Du musst Dir das vorstellen, Lance:

»Bitte noch einmal, Sir. Was genau werfen Sie den drei Männern vor, die in Ihren Zug eingestiegen sind?«

»Nun, sie kamen herein und setzten sich an meinen Tisch, obwohl das gar nicht nötig gewesen wäre. Sie hätten sich überall in diesem Teil des Zuges hinsetzen können, wissen Sie, aber das taten sie nicht. Sie setzten sich zu mir.«

»Sie setzten sich zu Ihnen. Haben sie irgendetwas gesagt, bevor sie sich hinsetzten?«

»Nun ja, einer von ihnen fragte, ob die anderen drei Plätze an meinem Tisch frei wären, und – und ich sagte Ja.«

»Dann wäre es also mehr oder weniger zutreffend, zu sagen, dass Sie sie eingeladen haben, an Ihrem Tisch Platz zu nehmen, Sir.«

»Nun, ich habe keine Einwände dagegen erhoben, aber ich hatte nicht das Gefühl, eine andere Wahl zu haben. Gewollt habe ich es bestimmt nicht, denn …«

»Hatten diese Männer denn gültige Fahrscheine für ihre Reise, Sir?«

»Äh, ja, soviel ich weiß, schon. Der Schaffner hat einen Zuschlag bei ihnen kassiert, aber ihre Fahrscheine schien er für in Ordnung zu halten. Aber was ich Ihnen klarzumachen versuche, ist, dass sie sehr bedrohlich waren – äußerst beängstigend. Ich zittere jetzt noch. Sie waren riesengroß und schweigsam und sie saßen einfach da und keilten mich am Fenster ein. Können Sie sich vorstellen, wie das für mich war?

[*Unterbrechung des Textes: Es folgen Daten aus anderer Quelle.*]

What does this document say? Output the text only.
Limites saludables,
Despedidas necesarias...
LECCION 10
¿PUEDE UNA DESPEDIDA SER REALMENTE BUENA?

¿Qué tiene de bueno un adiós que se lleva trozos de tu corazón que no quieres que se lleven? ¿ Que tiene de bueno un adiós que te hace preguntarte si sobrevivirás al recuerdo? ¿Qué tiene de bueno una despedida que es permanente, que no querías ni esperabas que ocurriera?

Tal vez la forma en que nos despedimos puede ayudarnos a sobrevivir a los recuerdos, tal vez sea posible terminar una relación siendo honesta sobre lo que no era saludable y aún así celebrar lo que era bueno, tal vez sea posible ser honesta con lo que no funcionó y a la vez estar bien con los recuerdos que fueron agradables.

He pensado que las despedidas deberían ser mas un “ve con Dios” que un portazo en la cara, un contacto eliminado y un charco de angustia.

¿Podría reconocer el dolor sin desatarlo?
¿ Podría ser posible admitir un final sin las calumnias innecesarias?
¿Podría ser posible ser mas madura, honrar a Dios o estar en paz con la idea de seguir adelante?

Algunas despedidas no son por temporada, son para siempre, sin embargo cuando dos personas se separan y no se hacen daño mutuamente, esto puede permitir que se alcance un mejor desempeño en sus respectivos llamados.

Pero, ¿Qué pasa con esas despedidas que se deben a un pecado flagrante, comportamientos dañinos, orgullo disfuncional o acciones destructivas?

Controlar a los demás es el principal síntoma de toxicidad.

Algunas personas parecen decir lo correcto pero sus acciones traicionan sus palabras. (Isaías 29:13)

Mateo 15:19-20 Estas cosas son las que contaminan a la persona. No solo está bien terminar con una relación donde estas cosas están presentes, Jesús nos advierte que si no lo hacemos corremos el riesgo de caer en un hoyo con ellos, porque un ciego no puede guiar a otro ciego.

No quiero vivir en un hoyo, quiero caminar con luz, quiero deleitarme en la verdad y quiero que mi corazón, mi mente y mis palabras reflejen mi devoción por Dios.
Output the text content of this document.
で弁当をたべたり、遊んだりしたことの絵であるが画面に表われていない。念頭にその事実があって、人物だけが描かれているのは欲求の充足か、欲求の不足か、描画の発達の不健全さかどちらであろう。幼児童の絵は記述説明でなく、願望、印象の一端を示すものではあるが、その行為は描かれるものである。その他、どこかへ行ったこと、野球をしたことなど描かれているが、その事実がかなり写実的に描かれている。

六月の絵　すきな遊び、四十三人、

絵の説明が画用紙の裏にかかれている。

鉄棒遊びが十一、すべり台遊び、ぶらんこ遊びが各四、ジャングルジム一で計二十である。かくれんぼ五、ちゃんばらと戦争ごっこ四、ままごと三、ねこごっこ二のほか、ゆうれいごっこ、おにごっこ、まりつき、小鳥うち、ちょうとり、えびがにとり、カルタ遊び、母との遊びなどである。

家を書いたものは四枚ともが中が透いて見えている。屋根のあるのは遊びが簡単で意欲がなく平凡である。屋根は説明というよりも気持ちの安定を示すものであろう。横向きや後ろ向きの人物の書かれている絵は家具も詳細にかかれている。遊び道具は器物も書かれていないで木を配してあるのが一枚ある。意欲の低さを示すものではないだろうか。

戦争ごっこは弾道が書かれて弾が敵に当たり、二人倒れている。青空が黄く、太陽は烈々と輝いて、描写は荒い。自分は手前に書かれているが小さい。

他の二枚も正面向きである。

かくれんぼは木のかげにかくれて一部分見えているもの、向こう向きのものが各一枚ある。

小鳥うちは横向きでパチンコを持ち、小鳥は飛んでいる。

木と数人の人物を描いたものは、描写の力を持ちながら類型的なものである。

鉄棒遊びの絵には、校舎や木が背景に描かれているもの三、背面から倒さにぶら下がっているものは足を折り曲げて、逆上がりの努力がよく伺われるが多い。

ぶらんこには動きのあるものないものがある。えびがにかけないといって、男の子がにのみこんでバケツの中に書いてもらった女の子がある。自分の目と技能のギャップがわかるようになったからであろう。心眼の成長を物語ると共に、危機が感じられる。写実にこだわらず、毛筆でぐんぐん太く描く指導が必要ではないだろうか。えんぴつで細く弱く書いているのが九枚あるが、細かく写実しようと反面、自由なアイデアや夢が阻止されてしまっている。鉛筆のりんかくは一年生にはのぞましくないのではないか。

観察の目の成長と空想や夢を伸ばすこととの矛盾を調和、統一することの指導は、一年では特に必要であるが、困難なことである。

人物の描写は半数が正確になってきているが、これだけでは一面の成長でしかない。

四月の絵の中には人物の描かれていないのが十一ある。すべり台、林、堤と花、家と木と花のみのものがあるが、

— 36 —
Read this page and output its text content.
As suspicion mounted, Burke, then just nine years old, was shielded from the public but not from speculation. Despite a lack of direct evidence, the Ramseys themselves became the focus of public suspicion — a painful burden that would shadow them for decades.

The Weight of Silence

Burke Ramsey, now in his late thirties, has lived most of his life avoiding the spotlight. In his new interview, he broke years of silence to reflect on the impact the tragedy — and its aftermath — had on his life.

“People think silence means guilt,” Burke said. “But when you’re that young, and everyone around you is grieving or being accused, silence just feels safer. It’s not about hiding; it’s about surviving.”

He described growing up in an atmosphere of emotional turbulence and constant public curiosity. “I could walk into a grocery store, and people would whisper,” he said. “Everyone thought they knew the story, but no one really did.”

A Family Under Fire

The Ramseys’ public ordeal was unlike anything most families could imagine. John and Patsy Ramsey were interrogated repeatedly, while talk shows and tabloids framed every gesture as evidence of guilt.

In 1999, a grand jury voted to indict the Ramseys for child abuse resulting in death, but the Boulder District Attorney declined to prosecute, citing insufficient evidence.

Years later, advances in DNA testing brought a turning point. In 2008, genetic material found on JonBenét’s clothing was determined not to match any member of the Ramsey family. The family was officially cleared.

Sie setzten sich einfach zu mir, obwohl sie nicht mussten, und sagten kein Wort.«

»Dann haben sie Sie also eigentlich nicht verbal bedroht, Sir?«

»Nun, das nicht, jedenfalls nicht, indem sie irgendetwas gesagt hätten, aber …«

»Oder körperlich, Sir? Gab es irgendeinen Moment, in dem Sie sich persönlich körperlich bedroht fühlten?«

»Ja, die ganze Zeit über, weil sie …«

»Weil sie sich an Ihren Tisch setzten und groß waren und nichts sagten.«

»Ja, und am Ende standen sie plötzlich alle auf, griffen genau gleichzeitig in ihre Taschen und holten …«

»Ja, Sir?«

»Sie, äh, holten drei Pfundmünzen heraus und legten sie vor mir auf den Tisch.«

»Drei Pfundmünzen?«

»Ja.«

»Und dann?«

»Dann gingen sie weg, um auszusteigen, und seitdem habe ich sie nicht mehr gesehen.«

»Und die drei Pfund?«

»Die – die habe ich eingesteckt.«

»Dann fasse ich mal zusammen, Sir. Drei sehr große Männer haben sich Fahrscheine gekauft, um in demselben Zug zu fahren wie Sie, und sie haben sich zu Ihnen in den Waggon gesetzt, nachdem sie Sie gefragt haben, ob Ihnen das recht wäre. Sie haben ihnen erlaubt, sich zu Ihnen an den Tisch zu setzen. Während des weiteren Verlaufs der Fahrt haben sie weder mit Ihnen gesprochen noch Sie irgendwie physisch bedroht, abgesehen davon, dass sie groß waren und nichts sagten. Bei der Ankunft in London verließen diese drei Männer den Zug, nachdem sie vorher lediglich drei Pfund auf den Tisch gelegt hatten. Dies könnte natürlich als Trinkgeld für den Schaffner oder den Bistrokellner gedacht gewesen sein, aber Sie haben es vorgezogen, es als ein Geschenk an Sie zu betrachten. Nun, auf welcher Grundlage genau schlagen Sie vor, dass wir diese Männer festnehmen, Sir? Groß, schweigsam, gesetzestreu und unerwartet großzügig zu sein, sind keine Vergehen, die wir normalerweise strafrechtlich verfolgen würden …«

Verstehst Du, was ich meine?

Ich stieg also in die U-Bahn, und in all dem normalen Betrieb dort fing ich an, mich ein bisschen besser zu fühlen. Auf dem letzten Stück nach Lanworth jedoch war die Angst plötzlich wieder da, genauso schlimm wie vorher, und bis ich zu Hause war, war ich am Boden zerstört. Genauso geht es mir jetzt immer noch. Was mich im Moment wirklich fertigmacht, ist die Frage, wie ich in Zukunft überhaupt klarkommen soll. Mir kommt es vor, als hätte irgendeine namenlose, sadistische Kreatur es darauf angelegt, es ausgerechnet mir unmöglich zu machen, wirklich daran zu glauben, dass ich je wieder festen Boden unter den Füßen haben werde. Wie kann ich mich je wieder sicher fühlen? Was soll ich tun? Soll ich immerzu auf der Flucht sein und die Angst am Leib tragen wie ein härenes Hemd, das ich niemals ausziehen kann, oder soll ich mich umdrehen und dem Monster ins Gesicht schauen? Und mich von ihm zermalmen lassen. Ich weiß wirklich nicht, was von beiden mir lieber ist, jedenfalls noch nicht. Wer ist das Monster? Wer waren diese Männer? Wo sind sie jetzt, in diesem Augenblick? Lieber Gott, gib, dass sie nicht hier im Haus sind.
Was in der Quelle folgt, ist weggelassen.